Prior tBinary Tunnelo the Federal Circuit’s opinion in DDR Holdings, LLC v., L.P., 773 F.3d 1245 (Fed. Cir. 2014), software and Internet patents seemed on a relentless march towards ineligibility.  The Federal Circuit’s decision in DDR Holdings tapped the brakes on this skid towards elimination, and suggested that claims to the implementation of long established economic practices on computers might survive where those claims focused on overcoming obstacles in the implementing technologies themselves. 

Few decision since, however, have accepted the Federal Circuit’s invitation in DDR Holdings.  For a summary of decisions addressing DDR Holdings click here.  Bucking the trend, the PTAB recently added to this growing body of post-DDR cases with a decision declaring claims directed to digital rights management to be patent eligible.

In Google v. ContentGuard Holdings, Inc., CBM2015-00040, the PTAB addressed claims directed generally to a method and system for managing the transfer of rights associated with digital works.  The patent purported to enable content owners to enforce their rights in digital works when later transferred to additional downstream recipients.  The claimed method involved associating a digital item with a “meta-right.” This meta-right specified the rights that the initial recipient could create with respect to the content.  A repository recorded these meta-rights and was used to validate their exercise.  The created right included a “state variable” having a value that represents the status of these rights.

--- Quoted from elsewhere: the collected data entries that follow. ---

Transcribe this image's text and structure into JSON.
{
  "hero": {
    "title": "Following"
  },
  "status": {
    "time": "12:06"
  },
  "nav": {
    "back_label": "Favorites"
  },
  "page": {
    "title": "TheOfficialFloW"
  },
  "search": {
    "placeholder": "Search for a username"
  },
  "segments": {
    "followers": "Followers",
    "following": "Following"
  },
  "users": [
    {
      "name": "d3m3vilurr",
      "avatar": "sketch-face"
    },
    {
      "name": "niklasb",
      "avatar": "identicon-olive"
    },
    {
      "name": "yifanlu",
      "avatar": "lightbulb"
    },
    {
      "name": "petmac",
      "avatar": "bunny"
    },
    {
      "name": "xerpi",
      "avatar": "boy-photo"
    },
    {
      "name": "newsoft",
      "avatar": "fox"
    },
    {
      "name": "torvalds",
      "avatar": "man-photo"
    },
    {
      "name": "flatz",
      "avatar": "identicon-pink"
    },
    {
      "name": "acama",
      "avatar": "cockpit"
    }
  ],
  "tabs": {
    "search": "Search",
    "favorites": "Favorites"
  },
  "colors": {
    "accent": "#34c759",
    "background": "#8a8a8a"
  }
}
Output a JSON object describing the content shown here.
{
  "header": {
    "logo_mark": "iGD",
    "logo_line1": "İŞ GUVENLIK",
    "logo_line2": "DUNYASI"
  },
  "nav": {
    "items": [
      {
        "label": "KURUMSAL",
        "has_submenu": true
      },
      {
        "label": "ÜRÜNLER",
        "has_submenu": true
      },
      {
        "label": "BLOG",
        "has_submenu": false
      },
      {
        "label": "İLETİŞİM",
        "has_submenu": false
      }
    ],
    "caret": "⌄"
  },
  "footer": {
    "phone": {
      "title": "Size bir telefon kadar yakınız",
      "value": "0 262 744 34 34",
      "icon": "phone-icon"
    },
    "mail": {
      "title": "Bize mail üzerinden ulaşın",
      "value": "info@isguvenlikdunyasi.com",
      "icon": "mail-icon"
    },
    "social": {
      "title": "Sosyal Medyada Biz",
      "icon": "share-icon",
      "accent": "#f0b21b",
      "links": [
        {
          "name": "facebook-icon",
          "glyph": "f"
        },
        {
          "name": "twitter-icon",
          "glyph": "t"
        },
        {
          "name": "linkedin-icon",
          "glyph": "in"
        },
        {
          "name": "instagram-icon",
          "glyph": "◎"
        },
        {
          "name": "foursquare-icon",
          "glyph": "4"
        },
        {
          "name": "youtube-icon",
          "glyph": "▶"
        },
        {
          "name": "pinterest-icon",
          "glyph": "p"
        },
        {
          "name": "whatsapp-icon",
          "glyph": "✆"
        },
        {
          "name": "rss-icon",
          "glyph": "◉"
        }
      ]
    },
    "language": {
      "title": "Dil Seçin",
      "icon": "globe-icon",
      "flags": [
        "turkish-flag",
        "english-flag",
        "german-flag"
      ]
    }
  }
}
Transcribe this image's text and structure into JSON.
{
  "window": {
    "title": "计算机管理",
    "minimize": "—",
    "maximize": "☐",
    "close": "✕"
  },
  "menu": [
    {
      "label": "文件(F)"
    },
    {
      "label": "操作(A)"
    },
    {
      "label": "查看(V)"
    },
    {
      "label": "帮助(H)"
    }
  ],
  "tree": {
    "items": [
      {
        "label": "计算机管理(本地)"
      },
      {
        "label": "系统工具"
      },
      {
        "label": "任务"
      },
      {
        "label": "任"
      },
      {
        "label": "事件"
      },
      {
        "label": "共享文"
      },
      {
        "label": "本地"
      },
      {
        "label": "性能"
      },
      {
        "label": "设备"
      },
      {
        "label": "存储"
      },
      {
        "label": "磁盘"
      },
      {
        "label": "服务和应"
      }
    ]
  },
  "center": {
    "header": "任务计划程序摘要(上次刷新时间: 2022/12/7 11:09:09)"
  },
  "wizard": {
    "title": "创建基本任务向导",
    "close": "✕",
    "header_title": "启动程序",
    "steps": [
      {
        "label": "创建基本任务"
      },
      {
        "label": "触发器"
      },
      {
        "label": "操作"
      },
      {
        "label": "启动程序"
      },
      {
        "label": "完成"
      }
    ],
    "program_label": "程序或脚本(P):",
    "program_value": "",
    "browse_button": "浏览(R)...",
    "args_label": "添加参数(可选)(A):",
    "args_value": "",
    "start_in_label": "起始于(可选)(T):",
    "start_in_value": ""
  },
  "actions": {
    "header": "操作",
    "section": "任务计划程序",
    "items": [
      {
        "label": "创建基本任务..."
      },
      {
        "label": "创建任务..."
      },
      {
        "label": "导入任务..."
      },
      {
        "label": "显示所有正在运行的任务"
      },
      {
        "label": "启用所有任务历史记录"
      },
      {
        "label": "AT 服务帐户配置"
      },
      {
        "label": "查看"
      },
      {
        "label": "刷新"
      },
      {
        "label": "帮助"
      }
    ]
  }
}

The PTAB rejected Google’s arguments that the patent was merely directed to the “longstanding commercial practice” of providing consumers with rights to an item, such as a movie or book.  Instead, the PTAB found that the challenged claims required more than a simple, traditional approach to the method of sub-licensing content.  The PTAB was persuaded that the claim’s recitation of meta-rights in digital form, enforceable by a repository, and the addition of a state variable used to determine the status of the created right, all served to render the claims more than an abstract idea.  Relying upon DDR Holdings, the PTAB determined that the claims were directed to a particular way of creating and enforcing rights associated with digital works that was “necessarily rooted in computer technology.” Due to the use of a “repository” to enforce these restrictions, the PTAB further concluded that the claims were specific enough not to preempt other ways of ensuring an owner of a digital work could enforce its rights.

Interestingly, the PTAB’s decision omitted any mention of the Federal Circuits’ decision in Ultramercial, Inc. v. Hulu LLC, 722 F. 3d 1335 (Fed. Cir. 2014) where the Federal Circuit declared a method of permitting access to digital content unpatentable.  There, however, the patent claims generally lacked any specific description of unique functioning of the computer systems.  Also, in contrast, ContentGuard’s patents directed to protection of digital content dealt with a problem that was seen as “necessarily rooted” in computer technology itself, without corollary outside that realm.

The key take-away from these post-DDR Holdings decisions is that clams directed to implementing established practices using a computer are most likely to survive scrutiny if they are framed not as steps of the practice, but as precise operations of the computer.  Even more likely to survive are those computer-implemented methods directed to solutions to problems arising from the very use of computers to accomplish the otherwise conventional practice.